Estátua de Carlos Drummond em Copacabana (Rio), de Leo Santana, com um verso do poema "Mas viveremos"
A BRINCADEIRA MAIS SÉRIA
Não tenho vergonha de dizer que faço versos nem como os faço. Todo dia a minha antena funciona: emoção diante da vida ou dos próprios pensamentos, a cota de anos, de dias, de sacrifícios, de prazeres e virtudes, enganos e erros. E ainda topamos com as perplexidades diante das variações do Imposto de Renda e da situação financeira, ou da política – esta porcaria que nos procura diariamente, desde o nosso próprio emprego até o nosso salário e o dos filhos. E estes continuam sempre nossos filhos pelo amor e pela pior situação econômico-financeira do que nós, uma prova de que o mundo vem piorando e, com ele, nosso Brasil. É aqui que se faz crítica em poesia. Entram em ação as paródias e os epigramas, a sátira a permear as imagens de nossa linguagem, cuja forma pode ser soneto, trova, haicai, balada, poema livre etc. É preciso ter cuidado para que o dia-a-dia não se banalize em nossa letra poética. A linguagem da poesia é diferente. Se você quer escrever um artigo é só usar as palavras e frases comuns. Se quer fazer uma confissão, da mesma forma. Não importa que aquele seja no tom sarcástico e este no sentimental, individual.
Não posso ficar com a frescura de dizer que sou um bom poeta, daqueles que o verso/poema/canto salta da cuca e vai direto para a pauta do papel pela esferográfica como criança que nasce de parto normal e de mãe sadia. Tenho minhas pequenas e grandes dificuldades. Elejo temas que continua a glosar em todas as poesias de uma fase. Começo poema que nunca termino, por medo ou incapacidade, não importa. Acompanho os passos de meus poemas, monto-os e os desmonto ao belprazer de minha brincadeira intelectual com as palavras. É assim que se arma uma brincadeira. É assim que se faz poesia também: brincando. Certa vez brinquei de trabalhar um poema e consegui cerca de 10 diferentes formas, evocando o mesmo tema. Não faz muito tempo, foi quando eu e o poeta Hardi Filho construíamos o nosso livro “Tempo Contra Tempo”, editado em parceria, que continua fazendo sucesso de crítica e de leitores. Ontem o fato se repetiu, agora com uma poesia que nem sei se vou publicar. Goza de mim, leitor? Pois é. E não faço bazófia. Se for riqueza, é apenas de autocrítica. Talvez defesa. Não tenho grande memória, supro-a com a fertilidade da imaginação, com o trabalho, com o suor do rosto. Anotações mais anotações.
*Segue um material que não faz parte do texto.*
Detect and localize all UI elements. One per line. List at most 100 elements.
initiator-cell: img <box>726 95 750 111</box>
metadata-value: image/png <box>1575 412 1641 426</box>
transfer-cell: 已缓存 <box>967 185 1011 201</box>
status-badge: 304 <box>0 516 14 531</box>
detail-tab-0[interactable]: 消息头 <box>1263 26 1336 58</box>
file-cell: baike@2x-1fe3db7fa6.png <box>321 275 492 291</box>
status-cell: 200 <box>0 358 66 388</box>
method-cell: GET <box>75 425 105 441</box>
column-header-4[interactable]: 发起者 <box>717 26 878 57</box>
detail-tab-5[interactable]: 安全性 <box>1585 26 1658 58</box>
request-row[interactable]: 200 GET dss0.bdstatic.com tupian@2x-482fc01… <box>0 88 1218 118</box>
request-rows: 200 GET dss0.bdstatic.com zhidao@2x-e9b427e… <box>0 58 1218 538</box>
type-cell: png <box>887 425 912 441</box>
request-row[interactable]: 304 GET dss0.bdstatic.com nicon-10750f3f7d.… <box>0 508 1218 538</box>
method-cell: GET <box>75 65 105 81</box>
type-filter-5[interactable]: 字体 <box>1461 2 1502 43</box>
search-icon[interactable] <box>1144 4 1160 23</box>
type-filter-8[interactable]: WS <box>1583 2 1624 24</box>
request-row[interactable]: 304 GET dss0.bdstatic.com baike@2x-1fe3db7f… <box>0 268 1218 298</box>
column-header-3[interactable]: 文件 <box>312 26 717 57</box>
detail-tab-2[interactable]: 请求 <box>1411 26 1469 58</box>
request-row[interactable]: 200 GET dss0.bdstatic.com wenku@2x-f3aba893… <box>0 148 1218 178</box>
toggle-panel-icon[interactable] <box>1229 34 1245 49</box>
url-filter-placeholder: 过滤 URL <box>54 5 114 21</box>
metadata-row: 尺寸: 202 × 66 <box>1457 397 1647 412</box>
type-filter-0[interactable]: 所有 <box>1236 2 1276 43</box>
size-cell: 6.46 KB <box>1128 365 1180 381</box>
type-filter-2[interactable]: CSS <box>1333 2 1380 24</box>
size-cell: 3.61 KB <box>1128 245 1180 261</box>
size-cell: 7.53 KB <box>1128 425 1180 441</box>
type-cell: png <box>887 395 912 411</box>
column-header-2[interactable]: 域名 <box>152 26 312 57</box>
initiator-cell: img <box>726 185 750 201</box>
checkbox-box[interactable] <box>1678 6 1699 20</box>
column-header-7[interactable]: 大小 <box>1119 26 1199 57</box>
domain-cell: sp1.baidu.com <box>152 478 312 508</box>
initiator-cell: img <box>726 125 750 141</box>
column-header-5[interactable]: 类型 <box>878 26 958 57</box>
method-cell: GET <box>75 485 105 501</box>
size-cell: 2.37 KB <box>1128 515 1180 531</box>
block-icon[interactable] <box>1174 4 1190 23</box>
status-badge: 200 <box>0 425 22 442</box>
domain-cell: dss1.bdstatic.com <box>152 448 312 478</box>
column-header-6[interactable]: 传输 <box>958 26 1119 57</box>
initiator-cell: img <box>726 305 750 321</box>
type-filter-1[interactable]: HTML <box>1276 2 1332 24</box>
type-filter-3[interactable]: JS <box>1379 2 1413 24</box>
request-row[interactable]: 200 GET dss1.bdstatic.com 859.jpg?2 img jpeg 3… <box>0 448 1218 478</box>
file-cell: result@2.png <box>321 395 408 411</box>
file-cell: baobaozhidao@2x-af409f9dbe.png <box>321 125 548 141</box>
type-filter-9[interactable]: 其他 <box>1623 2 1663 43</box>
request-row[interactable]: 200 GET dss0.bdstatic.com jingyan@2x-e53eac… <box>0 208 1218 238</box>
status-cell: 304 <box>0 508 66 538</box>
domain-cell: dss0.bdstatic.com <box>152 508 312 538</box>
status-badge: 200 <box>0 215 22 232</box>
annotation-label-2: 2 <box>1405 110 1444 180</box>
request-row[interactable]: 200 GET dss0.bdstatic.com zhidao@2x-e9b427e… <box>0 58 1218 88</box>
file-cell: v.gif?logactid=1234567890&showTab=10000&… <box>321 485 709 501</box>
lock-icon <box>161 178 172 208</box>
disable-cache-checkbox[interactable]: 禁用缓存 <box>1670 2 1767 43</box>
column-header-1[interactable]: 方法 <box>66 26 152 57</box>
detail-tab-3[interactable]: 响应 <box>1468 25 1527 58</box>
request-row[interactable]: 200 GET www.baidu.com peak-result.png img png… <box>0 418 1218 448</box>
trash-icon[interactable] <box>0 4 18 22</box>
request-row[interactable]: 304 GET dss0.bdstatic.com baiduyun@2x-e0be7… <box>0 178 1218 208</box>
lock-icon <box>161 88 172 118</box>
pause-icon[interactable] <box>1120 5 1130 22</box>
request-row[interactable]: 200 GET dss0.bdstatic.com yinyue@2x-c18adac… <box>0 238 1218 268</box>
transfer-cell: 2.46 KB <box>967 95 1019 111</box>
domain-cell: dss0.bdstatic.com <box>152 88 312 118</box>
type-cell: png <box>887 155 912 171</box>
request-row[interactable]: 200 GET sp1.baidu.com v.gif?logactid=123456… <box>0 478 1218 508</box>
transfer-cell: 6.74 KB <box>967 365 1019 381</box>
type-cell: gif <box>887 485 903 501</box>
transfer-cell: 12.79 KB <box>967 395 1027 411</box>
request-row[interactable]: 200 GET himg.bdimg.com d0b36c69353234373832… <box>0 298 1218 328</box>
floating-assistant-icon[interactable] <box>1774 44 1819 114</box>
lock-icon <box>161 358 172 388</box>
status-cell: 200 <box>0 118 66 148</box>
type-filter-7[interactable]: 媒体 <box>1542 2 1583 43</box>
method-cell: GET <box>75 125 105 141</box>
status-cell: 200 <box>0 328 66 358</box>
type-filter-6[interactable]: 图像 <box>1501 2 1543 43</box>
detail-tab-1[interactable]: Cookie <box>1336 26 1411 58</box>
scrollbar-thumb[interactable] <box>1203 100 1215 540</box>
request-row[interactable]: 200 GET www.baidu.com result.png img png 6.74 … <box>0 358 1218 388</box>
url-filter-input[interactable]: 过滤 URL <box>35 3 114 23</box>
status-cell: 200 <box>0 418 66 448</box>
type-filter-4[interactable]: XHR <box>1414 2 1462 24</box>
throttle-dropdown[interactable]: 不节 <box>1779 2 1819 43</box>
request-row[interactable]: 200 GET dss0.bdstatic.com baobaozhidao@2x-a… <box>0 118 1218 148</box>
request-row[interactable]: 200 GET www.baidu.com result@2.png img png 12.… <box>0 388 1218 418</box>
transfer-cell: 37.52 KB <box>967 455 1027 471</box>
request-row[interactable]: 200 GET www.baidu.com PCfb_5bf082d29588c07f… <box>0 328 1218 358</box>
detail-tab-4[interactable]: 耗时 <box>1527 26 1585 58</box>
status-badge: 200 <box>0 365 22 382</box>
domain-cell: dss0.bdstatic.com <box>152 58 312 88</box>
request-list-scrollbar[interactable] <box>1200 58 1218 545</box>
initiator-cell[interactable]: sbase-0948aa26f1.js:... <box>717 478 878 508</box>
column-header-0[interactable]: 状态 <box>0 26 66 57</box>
Depois, o poema lírico sai das comportas do “eu”, como sabemos, e a forma é que deve universalizá-lo por metáforas surpreendentes, não aquelas já velhas e surradas, catacréticas e cheias de cataratas que obstruem a visão do leitor.
Sofrer? O poeta é sofrimento e alegria, quase parodiando Fernando Pessoa, em seu “o poeta é um fingidor”. Mas compreendamos. A inteligência pode ser a comum, a que tenho. Depois que o homem inventou a Enciclopédia, o Dicionário, o Computador, sem falar no disco, na gravação, no papel em branco, na tinta e na caneta – o coração e a cabeça devem ficar disponíveis para o amor e o balanço (da dança, da rede ou da mão quando escreve), para que a inspiração corra livre e desimpedida durante o dia. Eu caminho, fora e dentro de casa, e caminhando me encho de “inspiração”. A noite é insondável para a poesia, como a morte. Se uma coisa puxa a outra, digo que meu trabalho “artesanal” segue noite adentro, em busca da melhor forma, do melhor som, da melhor cor – o poema tem cor, podem crer. É a imagem em metáfora ou metonímia, em comparação ou por oposição, correndo para fixar-se em letra de forma, em companhia com o senhor já insondável conteúdo, a mudar de roupa e a querer parecer outra coisa que não ele – sendo ele mesmo. Contexto vivo e palpitante, e nele, a poesia necessária como ar que se respira.